Das Insektensterben vor unserer Haustüre, Flammeninfernos in Australien und im Amazonas, Mikroplastik und Überfischung in den Weltmeeren: das grosse Sterben hat eingesetzt. Kaum ein Habitat scheint fähig, sich dem Menschen zu widersetzen.
Der Weltbiodiversitätsrat der Vereinten Nationen (Ipbes) stellte jüngst fest: Die Zahl der Arten, die für immer verschwunden sind, steigt mit erschreckender Geschwindigkeit.
Die Diagnose: Der Mensch schafft die Natur ab – und am Ende auch sich selbst. «Wir erodieren die Basis unserer Volkswirtschaften, Lebensgrundlagen, Nahrungsmittelsicherheit und Lebensqualität», so der Ipbes-Vorsitzende Robert Watson.
Der Evolutionsbiologe Josef Reichholf kann beurteilen, wie es aus biologischer Sicht um die Erde steht. Wäre sie ohne uns besser dran? «‹Besser› ist ein Urteil, das wir selber fällen. Sie wäre aber erheblich anders.»
Nicht erst seit der Industrialisierung greife der Mensch in die Flora und Fauna ein. Schon in der Eiszeit habe er begonnen, Grossraubtiere auszurotten. «Wir erleben die Weiterführung eines Prozesses, der seit 20'000 Jahren läuft.»
Doch auch Reichholf sagt: Das Artensterben hat sich dramatisch beschleunigt. Es vollzieht sich aber weniger sichtbar als damals, als unsere Vorfahren dem Mammut den Garaus gemacht haben. «Die Abnahme läuft hauptsächlich im Bereich der kleinen Arten. Deshalb fällt das der Allgemeinheit viel weniger auf.»
Nicht einmal Ratten sind so anpassungsfähig wie wir.
Der moderne Mensch pflügt seine Umwelt so rasant um, dass die Evolution nicht hinterherkommt. «Die Artbildung braucht zigtausende Jahre, bei grösseren Arten Millionen. Die Aussterberate verläuft aber in Jahren und Jahrzehnten.» Der Mensch könne sich dagegen viel leichter auf Veränderungen einstellen, sagt Reichholf: «Nicht einmal Ratten sind so anpassungsfähig wie wir.»

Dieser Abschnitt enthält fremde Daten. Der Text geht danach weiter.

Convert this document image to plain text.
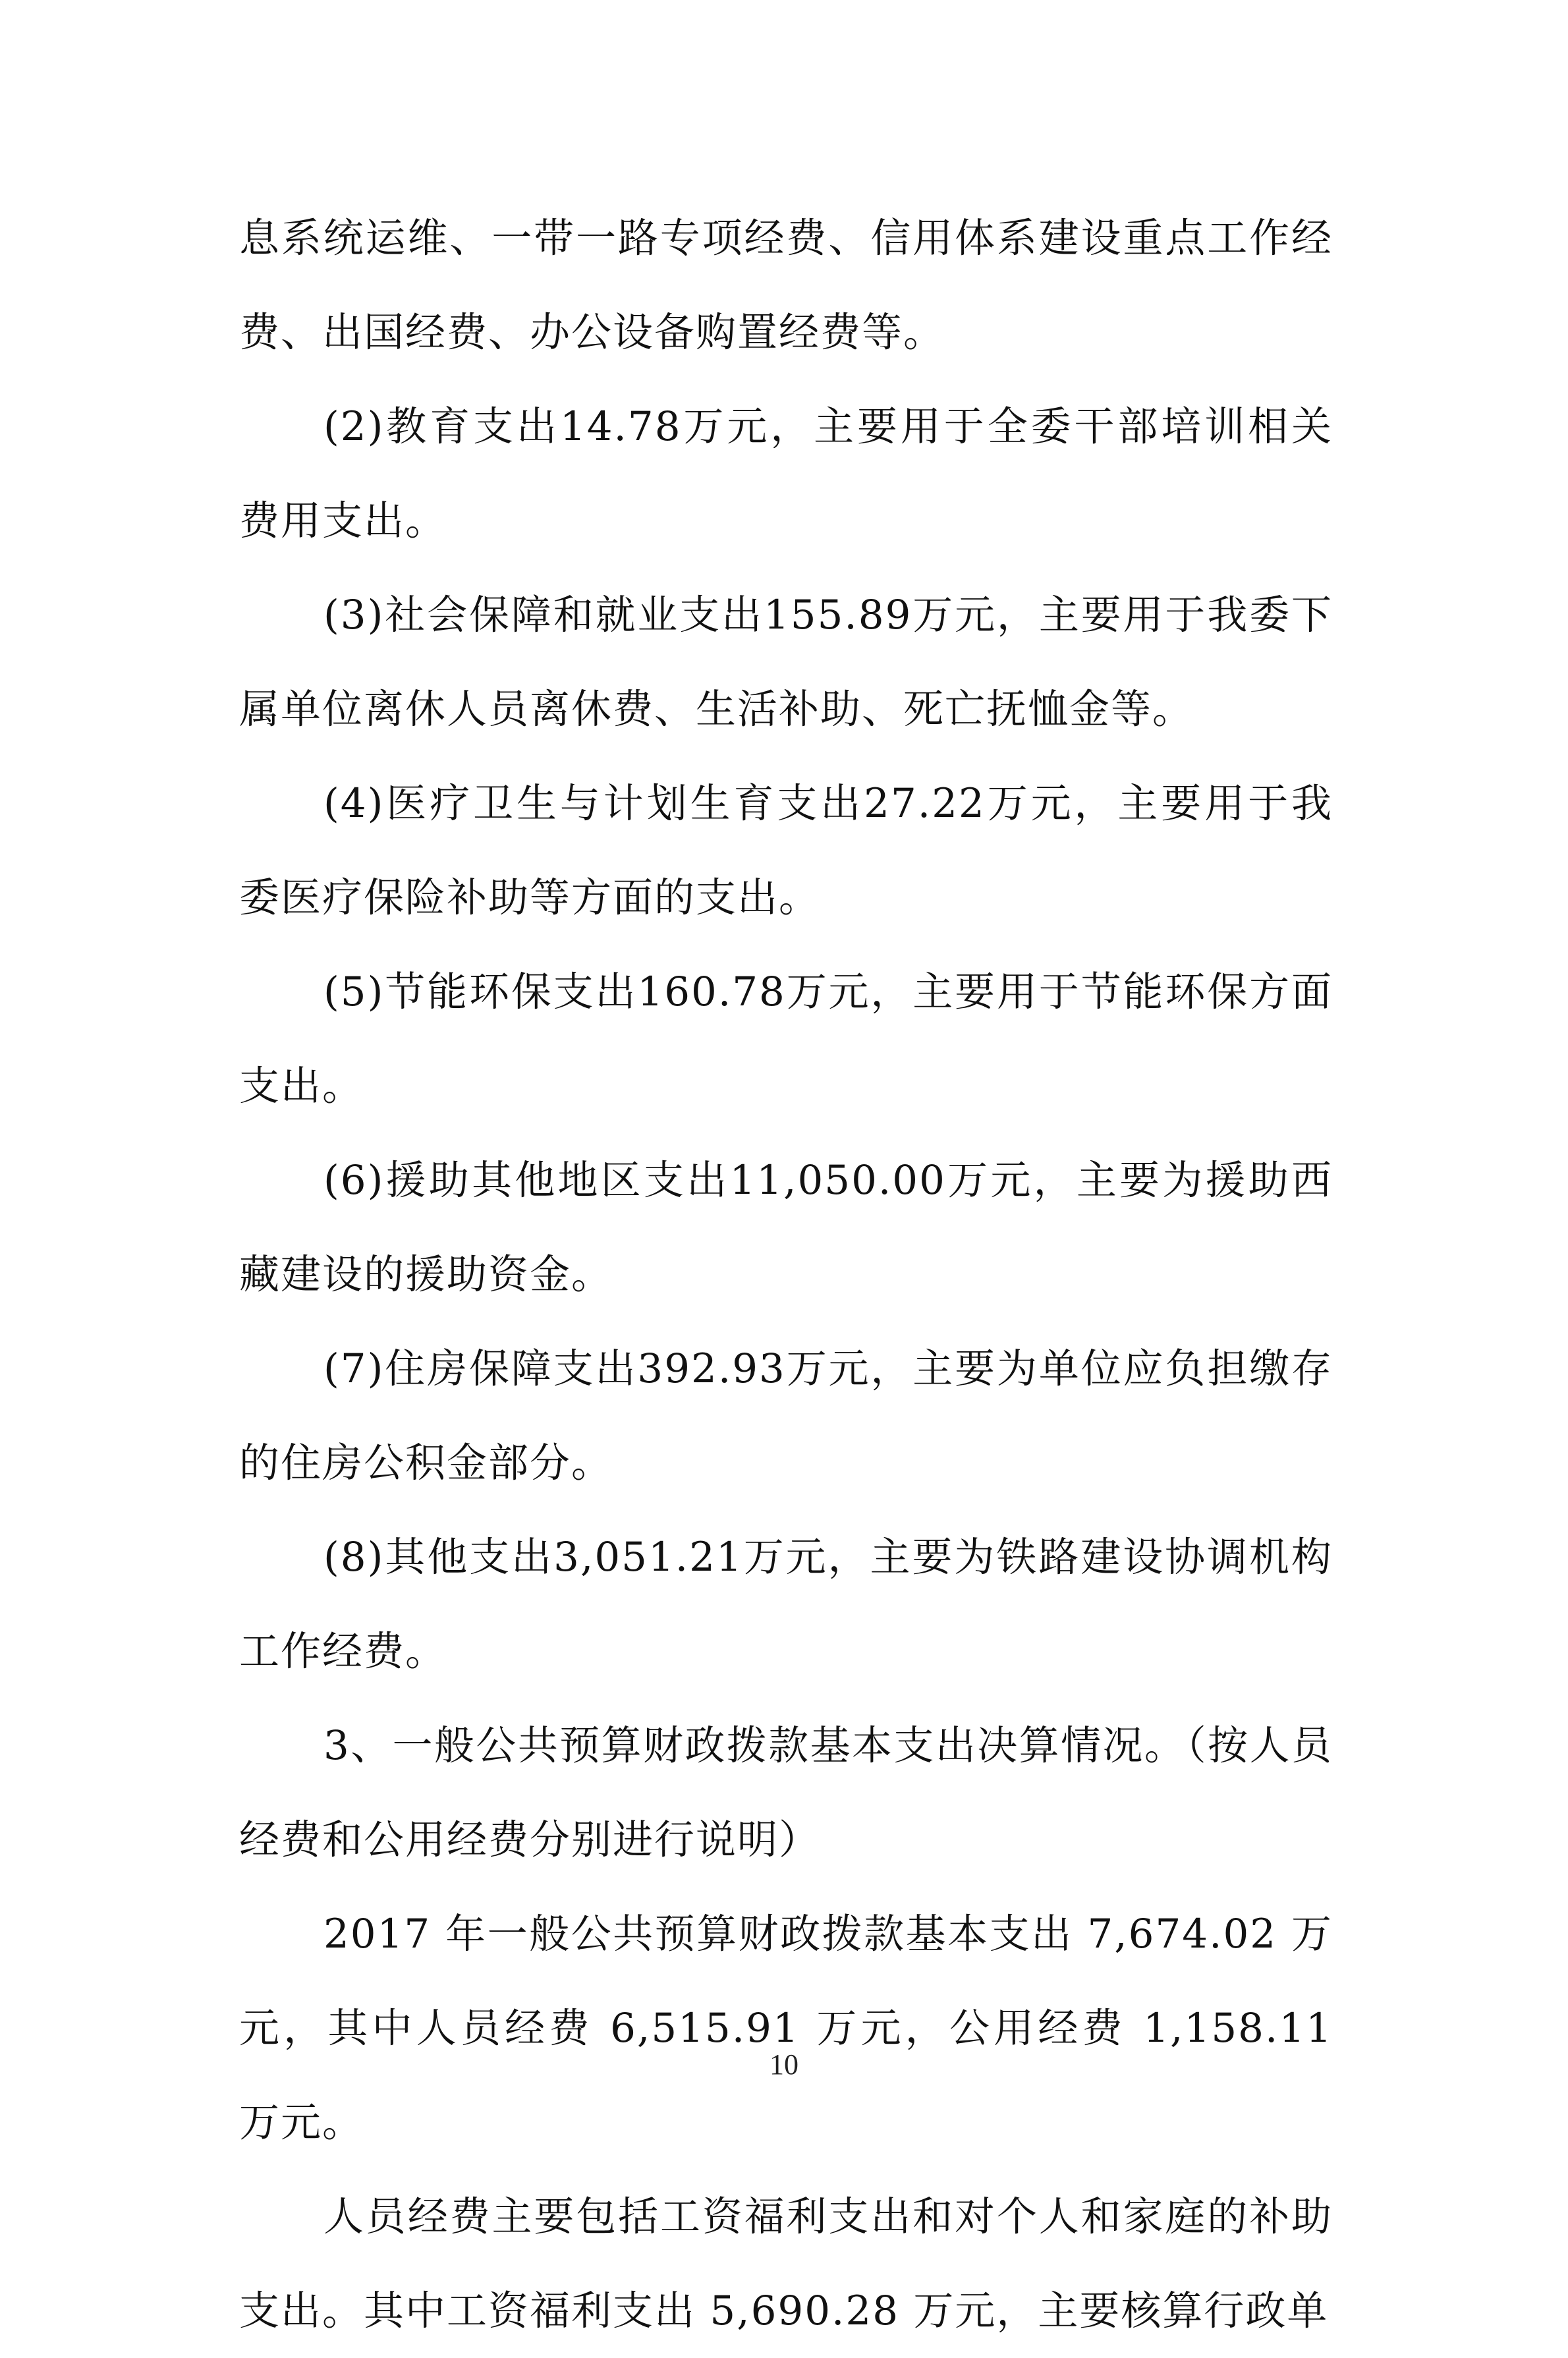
息系统运维、一带一路专项经费、信用体系建设重点工作经费、出国经费、办公设备购置经费等。

(2)教育支出14.78万元，主要用于全委干部培训相关费用支出。

(3)社会保障和就业支出155.89万元，主要用于我委下属单位离休人员离休费、生活补助、死亡抚恤金等。

(4)医疗卫生与计划生育支出27.22万元，主要用于我委医疗保险补助等方面的支出。

(5)节能环保支出160.78万元，主要用于节能环保方面支出。

(6)援助其他地区支出11,050.00万元，主要为援助西藏建设的援助资金。

(7)住房保障支出392.93万元，主要为单位应负担缴存的住房公积金部分。

(8)其他支出3,051.21万元，主要为铁路建设协调机构工作经费。

3、一般公共预算财政拨款基本支出决算情况。（按人员经费和公用经费分别进行说明）

2017 年一般公共预算财政拨款基本支出 7,674.02 万元，其中人员经费 6,515.91 万元，公用经费 1,158.11 万元。

人员经费主要包括工资福利支出和对个人和家庭的补助支出。其中工资福利支出 5,690.28 万元，主要核算行政单

10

Ein Rezept gegen das Artensterben: der Natur mehr Raum geben. Was auch passiert, erklärt der Forscher. Es gebe riesige Flächen, aus denen sich der «wirtschaftende Mensch» zurückziehe, so etwa in Russland: «Die Konzentration der Menschen in den Städten ist nicht nur Folge der Zunahme der Weltbevölkerung, sondern auch der Landflucht. Dadurch werden weite Naturräume entlastet.»
Nicht in den Metropolen…
Ein Beispiel, wie der Rückzug des Menschen die Natur «entlastet», ist das Sperrgebiet Tschernobyl: «Dass es zu einem der besten Naturschutzgebiete geworden ist, sollte uns zutiefst berühren.»
Doch es gibt Zeichen der Hoffnung: Koexistenz von Mensch und Tier ist möglich – gerade dort, wo wir uns am dichtesten drängen, nämlich in den Grossstädten. «Wo Vielfalt in der Menschenwelt zugelassen wird, stellt sich Vielfalt in der Tier- und Pflanzenwelt ein – das ist unsere Chance.»
…auf dem Land sieht es düster aus
Dramatisch ist die Lage dort, wo die Landnutzung industriell betrieben wird. «Da überlebt nichts mehr.» Und das sei auch das Ziel: Ausser den Nutzpflanzen, die Erträge liefern, solle dort auch nichts kreuchen und fleuchen.
Abschliessend plädiert Reichholf dafür, den Menschen die Schönheit von Pflanzen und Tieren wieder zu vermitteln. Der gegenwärtige Naturschutz tendiere dazu, Mensch und Natur voneinander zu trennen: «Doch je mehr getrennt wird, umso schwieriger ist es, die Menschen zu begeistern und etwas zu erhalten.»
Heisst: Erst wenn der moderne Mensch begreift, dass auch er Teil der Natur und nicht deren Meister ist, kann die Tier- und Pflanzenwelt wieder gedeihen.